16 September 2011

Wisest Thing I’ve Read Today

From Adam Gopnik’s essay on the literature of national decline in the 12 Sept 2011 New Yorker:

Americans are perfectly willing to sacrifice their comforts for their ideological convictions. We don’t have a better infrastructure or decent elementary schools because many people are willing to sacrifice faster movement between our great cities, or better-informed children, in support of their belief that the government should always be given as little money as possible.

The reasons for these feelings are, of course, complex, with a noble reason descending from the Revolutionary War, and its insistence on liberty at all costs, and an ignoble one descending from the Civil War and its creation of a permanent class of white men convinced that they are besieged by an underclass they regard as subsidized wards of the federal government. (Thus the curious belief that a worldwide real-estate crisis that hit the north of Spain and the east of Ireland as hard as the coast of Florida was the fault of money loaned by Washington to black people.)

But the crucial point is that this is the result of active choice, not passive indifference: people who don’t want high-speed rail are not just indifferent to fast trains. They are offended by fast trains, as the New York Post is offended by bike lanes and open-air plazas: these things give too much pleasure to those they hate. They would rather have exhaust and noise and traffic jams, if such things sufficiently annoy liberals.

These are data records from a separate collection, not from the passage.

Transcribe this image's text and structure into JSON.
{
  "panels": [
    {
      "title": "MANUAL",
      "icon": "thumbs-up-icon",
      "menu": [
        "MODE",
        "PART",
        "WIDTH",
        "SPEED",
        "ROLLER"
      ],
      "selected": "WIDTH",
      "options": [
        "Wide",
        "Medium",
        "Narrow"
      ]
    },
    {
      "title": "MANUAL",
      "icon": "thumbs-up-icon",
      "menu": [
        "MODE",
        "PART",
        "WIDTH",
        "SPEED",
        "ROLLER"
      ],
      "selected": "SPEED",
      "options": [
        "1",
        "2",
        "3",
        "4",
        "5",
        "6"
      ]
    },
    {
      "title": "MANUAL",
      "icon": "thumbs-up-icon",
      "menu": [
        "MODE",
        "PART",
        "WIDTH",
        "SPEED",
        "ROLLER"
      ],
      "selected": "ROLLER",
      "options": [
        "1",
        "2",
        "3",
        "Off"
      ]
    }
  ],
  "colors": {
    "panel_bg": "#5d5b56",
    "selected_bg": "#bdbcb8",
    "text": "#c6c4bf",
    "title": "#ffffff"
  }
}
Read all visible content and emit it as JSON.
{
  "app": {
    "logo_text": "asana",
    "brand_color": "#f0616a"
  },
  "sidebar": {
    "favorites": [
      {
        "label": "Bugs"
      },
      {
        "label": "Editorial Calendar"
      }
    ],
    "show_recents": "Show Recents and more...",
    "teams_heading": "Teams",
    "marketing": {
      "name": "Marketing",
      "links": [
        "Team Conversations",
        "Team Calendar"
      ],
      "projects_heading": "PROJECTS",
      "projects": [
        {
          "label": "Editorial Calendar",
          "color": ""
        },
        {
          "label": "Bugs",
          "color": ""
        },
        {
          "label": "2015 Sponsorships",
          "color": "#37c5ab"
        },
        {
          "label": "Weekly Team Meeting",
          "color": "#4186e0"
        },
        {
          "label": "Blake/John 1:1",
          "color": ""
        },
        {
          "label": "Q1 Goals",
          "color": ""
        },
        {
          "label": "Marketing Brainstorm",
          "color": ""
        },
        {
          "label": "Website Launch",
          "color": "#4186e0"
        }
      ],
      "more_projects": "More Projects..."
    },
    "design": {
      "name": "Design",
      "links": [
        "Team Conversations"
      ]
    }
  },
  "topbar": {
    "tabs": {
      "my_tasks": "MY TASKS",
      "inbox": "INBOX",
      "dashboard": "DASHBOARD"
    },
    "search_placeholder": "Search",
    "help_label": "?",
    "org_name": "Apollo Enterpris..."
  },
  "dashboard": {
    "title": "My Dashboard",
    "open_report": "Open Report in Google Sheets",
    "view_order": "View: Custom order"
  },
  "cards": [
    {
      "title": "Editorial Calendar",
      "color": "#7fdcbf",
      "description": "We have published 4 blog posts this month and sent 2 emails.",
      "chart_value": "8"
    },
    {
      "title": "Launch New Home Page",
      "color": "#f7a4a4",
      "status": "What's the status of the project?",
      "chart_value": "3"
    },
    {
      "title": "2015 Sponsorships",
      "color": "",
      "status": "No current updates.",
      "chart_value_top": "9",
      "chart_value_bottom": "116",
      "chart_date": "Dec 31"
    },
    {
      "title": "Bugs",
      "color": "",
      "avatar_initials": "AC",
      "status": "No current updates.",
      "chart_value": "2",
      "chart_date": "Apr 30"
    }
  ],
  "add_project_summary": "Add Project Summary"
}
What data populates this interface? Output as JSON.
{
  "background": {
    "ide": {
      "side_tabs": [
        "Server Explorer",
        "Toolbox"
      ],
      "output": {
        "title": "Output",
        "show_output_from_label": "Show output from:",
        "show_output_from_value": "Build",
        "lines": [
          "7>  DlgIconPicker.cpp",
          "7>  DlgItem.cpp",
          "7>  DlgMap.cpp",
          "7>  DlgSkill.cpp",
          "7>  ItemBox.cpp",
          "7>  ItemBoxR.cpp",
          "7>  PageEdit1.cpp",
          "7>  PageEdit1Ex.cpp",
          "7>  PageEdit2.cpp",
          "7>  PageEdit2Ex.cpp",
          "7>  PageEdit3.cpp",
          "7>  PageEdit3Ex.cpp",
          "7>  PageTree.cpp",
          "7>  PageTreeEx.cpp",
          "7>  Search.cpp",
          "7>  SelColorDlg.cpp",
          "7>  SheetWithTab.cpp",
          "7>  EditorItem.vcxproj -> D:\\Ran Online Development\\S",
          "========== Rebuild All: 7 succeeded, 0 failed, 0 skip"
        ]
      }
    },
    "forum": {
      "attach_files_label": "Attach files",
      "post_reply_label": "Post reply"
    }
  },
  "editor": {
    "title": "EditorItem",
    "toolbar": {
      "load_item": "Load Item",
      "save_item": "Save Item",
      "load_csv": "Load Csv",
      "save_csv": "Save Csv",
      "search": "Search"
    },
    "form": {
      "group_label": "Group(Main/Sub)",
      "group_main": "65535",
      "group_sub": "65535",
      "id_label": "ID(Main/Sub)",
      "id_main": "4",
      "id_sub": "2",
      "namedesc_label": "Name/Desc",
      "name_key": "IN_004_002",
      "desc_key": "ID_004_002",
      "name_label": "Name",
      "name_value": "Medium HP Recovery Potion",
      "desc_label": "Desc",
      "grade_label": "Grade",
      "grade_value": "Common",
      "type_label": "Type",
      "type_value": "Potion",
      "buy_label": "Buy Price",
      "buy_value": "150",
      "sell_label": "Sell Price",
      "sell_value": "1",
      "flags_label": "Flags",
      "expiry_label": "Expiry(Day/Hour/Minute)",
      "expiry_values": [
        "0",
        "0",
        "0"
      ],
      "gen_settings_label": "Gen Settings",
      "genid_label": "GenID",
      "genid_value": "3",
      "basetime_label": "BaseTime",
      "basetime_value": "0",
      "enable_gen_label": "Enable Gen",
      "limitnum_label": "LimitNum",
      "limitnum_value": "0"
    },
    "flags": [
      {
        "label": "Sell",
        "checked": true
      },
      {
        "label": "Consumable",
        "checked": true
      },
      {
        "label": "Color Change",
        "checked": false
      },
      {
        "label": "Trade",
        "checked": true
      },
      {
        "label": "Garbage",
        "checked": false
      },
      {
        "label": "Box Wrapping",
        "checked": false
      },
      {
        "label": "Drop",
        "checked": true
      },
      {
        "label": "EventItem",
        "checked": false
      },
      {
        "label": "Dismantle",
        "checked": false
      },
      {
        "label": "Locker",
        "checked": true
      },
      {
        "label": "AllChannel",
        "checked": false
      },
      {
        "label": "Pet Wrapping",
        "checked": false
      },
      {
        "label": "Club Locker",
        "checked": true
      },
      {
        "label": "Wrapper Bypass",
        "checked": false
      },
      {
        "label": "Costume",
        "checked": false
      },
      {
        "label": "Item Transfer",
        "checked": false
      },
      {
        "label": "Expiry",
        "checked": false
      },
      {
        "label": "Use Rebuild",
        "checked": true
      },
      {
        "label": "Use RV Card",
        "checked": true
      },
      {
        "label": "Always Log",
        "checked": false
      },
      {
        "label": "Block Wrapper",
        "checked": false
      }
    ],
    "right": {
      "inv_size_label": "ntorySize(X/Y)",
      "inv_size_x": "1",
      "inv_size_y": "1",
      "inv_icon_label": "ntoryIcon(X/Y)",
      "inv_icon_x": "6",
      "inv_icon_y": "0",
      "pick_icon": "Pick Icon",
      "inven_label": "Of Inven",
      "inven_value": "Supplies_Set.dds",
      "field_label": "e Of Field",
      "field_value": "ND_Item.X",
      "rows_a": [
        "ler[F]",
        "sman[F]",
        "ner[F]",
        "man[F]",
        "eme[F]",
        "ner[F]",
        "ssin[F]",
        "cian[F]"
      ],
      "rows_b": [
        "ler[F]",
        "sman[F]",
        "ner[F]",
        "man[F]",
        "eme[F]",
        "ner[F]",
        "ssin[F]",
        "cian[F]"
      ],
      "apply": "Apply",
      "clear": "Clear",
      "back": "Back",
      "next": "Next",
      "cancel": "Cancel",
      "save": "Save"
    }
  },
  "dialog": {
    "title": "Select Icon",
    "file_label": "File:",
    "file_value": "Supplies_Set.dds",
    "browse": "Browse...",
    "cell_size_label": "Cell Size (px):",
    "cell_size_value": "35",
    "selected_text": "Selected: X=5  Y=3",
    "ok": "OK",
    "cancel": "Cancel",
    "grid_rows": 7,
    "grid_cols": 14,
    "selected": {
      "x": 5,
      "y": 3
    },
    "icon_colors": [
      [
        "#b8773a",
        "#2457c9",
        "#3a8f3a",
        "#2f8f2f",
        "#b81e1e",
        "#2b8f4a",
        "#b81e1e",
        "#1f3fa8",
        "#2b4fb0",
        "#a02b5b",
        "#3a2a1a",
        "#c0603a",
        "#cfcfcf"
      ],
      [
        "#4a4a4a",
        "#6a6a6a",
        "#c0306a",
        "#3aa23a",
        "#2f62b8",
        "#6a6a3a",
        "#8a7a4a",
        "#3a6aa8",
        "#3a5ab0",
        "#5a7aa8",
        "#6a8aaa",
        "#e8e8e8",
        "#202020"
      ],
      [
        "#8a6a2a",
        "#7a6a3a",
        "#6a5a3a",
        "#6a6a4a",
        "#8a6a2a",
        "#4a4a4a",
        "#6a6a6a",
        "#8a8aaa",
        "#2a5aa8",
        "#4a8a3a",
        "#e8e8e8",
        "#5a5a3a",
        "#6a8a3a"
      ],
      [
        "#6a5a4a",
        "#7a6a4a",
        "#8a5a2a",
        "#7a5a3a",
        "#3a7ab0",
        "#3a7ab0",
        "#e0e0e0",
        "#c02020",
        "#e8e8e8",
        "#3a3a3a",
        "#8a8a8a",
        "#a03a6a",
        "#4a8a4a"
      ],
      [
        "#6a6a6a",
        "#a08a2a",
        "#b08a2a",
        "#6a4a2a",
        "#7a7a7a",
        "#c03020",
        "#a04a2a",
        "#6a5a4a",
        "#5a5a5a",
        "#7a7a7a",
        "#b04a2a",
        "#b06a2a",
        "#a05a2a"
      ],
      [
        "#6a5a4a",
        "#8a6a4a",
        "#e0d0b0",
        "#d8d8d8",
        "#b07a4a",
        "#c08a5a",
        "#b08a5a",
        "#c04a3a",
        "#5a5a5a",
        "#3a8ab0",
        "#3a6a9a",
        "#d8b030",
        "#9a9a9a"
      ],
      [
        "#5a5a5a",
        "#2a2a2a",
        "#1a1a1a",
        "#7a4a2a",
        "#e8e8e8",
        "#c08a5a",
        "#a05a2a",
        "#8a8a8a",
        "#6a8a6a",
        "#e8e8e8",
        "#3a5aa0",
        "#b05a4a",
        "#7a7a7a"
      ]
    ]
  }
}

Annoying liberals is a pleasure well worth paying for.

As a recent study in the social sciences shows, if energy use in a household is monitored so that you can watch yourself saving money every month by using less, self-identified conservatives will actually use and spend more, apparently as a way of showing their scorn for liberal pieties.
The essay does a fine job of answering Niall Ferguson’s short-sighted long view, yet also has a Beatles soundtrack.

Based on my study of the Revolutionary War, I think Gopnik’s capsule summary of that conflict (with “its insistence on liberty at all costs”) is based on later interpretations of “liberty” rather than eighteenth-century values, but those interpretations certainly influence people’s beliefs today.